Grad schools postponing their application dates due to the pandemic is nothing new, and Columbia Business School too was nothing distinct. But a drastic elevation of its MBA applicants was witnessed when it prolonged its application days by 51 from its actual application duration of April 10 - June 1.
Columbia Business School class of 2022 experiences an upsurge in their class intake with a rise in MBA applications from 5,876 in 2019 to 6,917 which is almost a boost of 18.6%. CBS is stated to have dropped its acceptance rate to 16.2% from 19.1% by admitting 1,130 from 1,122. CBS’s regulations are quite distinctive from other B-schools which has two intake sessions, the august one saw an increase from 551 to 571 and January one from 203 to 211 students.
This is not the end of good news, CBS also experienced a rise in women population in their MBA intake of 40% which made it regain back the position in the elite B-school benchmark. In fact, its international intake, despite the Covid-19 outbreak and US’s animosity towards immigration has been 44% (with a trivial decrease by 3%). The UG GPA was also constant at 3.60, but there has been a cutback in the GMAT score to 726 from 727 which is even lesser than the 2018’s GMAT score732.
CBS’ Stats Remain Untouched
Linda Abraham, founder of MBA admissions consultancy ‘Accepted’ has stated in this regard how CBS is experiencing advancement in their MBA class intake when the situation is nothing but ‘unprecedented’ and there have been no fluctuations from the 2019 class intake. She considers this boost in the application volume as a ‘glaring exception’ and righteously. Columbia’s extending the application deadlines by around 50 days along with its dates for score submissions to July 1 has been celebrated by Linda and she has further stated that the act is “testimony to the effective work of the CBS admission team in getting out the word that they welcome COVID round applications,”
With a trivial difference like a drop of GMAT scores from 727 to 726, GPA being stagnant. Age and experience of the intake are also surprisingly identical. These are not the only analogous stats, the GMAT score range in 2019 was 560 - 790, in 2020 it is 580 - 780. The average work experience condition was 5 years in 2021 as well as at Columbia Business School of 2022. The count of US minorities was 33% for both instances, it is for this level that Columbia was marked 3rd in the top 25 schools list. In fact, last year Columbia welcomed both 21 and 51 old candidates, but this year the upper age ceiling was 41.
Coming to the most astonishing part, during this time when the US government has been constantly objectionable towards the approaching of the international students - CBS has totally conquered that part too where there has been no dearth in the intake of international students.
“International citizens went down from 47% to 44%,” Abraham stated. “That fairly small drop is impressive considering the anti-immigrant rhetoric in the U.S., consulate closures, and difficulty in obtaining visas that many international students face. I suspect that CBS’s hybrid or ‘Hy-Flex’ approach played a major role in keeping that number as high as it is.”

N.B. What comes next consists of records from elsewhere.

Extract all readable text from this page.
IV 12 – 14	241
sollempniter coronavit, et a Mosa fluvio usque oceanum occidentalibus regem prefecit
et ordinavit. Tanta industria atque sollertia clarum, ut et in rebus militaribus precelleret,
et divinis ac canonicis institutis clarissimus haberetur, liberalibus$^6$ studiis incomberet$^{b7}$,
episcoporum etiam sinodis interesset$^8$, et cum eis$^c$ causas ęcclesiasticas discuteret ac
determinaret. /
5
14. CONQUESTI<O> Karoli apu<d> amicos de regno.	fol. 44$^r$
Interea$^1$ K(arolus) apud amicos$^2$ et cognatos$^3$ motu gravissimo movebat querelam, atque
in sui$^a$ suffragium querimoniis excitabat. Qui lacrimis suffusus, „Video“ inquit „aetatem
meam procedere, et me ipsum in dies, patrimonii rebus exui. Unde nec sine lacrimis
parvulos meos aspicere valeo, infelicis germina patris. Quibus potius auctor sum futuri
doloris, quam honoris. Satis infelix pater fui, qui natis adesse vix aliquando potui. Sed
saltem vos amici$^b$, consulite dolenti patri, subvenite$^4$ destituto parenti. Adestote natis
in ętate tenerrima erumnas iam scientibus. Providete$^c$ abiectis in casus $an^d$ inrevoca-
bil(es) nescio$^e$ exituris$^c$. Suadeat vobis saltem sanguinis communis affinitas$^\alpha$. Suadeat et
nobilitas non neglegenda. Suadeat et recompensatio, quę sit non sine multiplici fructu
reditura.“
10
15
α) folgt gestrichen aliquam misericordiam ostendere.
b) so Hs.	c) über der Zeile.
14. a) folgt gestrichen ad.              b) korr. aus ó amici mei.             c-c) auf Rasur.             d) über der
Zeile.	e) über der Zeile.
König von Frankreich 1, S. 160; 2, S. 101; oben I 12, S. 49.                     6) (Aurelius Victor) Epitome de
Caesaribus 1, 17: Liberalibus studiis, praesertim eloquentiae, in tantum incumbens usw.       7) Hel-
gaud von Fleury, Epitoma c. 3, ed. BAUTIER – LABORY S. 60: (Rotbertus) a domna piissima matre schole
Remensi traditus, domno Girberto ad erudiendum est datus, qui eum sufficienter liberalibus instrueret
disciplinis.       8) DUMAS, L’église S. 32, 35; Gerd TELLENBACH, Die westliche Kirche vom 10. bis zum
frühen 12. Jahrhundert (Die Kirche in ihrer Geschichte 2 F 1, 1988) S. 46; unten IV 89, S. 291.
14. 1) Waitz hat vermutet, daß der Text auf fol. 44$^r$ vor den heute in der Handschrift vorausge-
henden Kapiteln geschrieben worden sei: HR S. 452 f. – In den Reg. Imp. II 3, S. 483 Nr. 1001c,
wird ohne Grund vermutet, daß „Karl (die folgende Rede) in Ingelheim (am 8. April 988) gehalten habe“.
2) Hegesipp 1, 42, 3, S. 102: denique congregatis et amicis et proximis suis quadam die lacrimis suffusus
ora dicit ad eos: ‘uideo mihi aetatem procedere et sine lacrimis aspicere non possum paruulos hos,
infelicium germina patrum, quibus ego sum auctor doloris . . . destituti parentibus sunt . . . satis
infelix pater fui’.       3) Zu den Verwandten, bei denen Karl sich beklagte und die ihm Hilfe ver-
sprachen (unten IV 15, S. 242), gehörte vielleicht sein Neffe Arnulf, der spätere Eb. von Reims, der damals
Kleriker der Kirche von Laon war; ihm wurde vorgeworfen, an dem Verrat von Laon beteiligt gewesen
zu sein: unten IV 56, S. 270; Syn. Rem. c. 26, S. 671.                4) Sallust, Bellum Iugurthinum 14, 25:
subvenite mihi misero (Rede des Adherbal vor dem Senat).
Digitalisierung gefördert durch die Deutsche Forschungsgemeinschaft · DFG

Consistency in Work Experience and UG major

The intake of 2021 noticed the maximum number of candidates hailing from the financial services sector with 29%. It shouldn’t come as a surprise as it is Wall Street afterall, the consulting services composed 23% whereas the marketing and media housed 15%. While the tech was at 3%, healthcare displayed 5%. CBS had students from the military or government spheres at just 4%, followed by real estate at 3%, energy at 2%, and the manufacturing department at 1%.
This year like always, Wall Street provided the majority of candidates to Columbia Business School amounting to around 30% intake from the respective industry. Consulting stayed constant, but media and marketing witnessed a slight setback to 14%. Technology and healthcare displayed contrasting figures with the former rising to 8% and the latter falling to 4%.
The fall of 2019 noticed students majoring in Columbia programs with business (22%), Economics (19%), engineering (17%) and social sciences (14%), and humanities (8%), sciences (7%), and technology (1%). The present year saw business topping with 29% majored in it, followed by economics at 20%, engineering at 17%, social sciences at 14%, humanities at 8%, and sciences at 7%, and lastly, the tech was noticed to rise to 3%.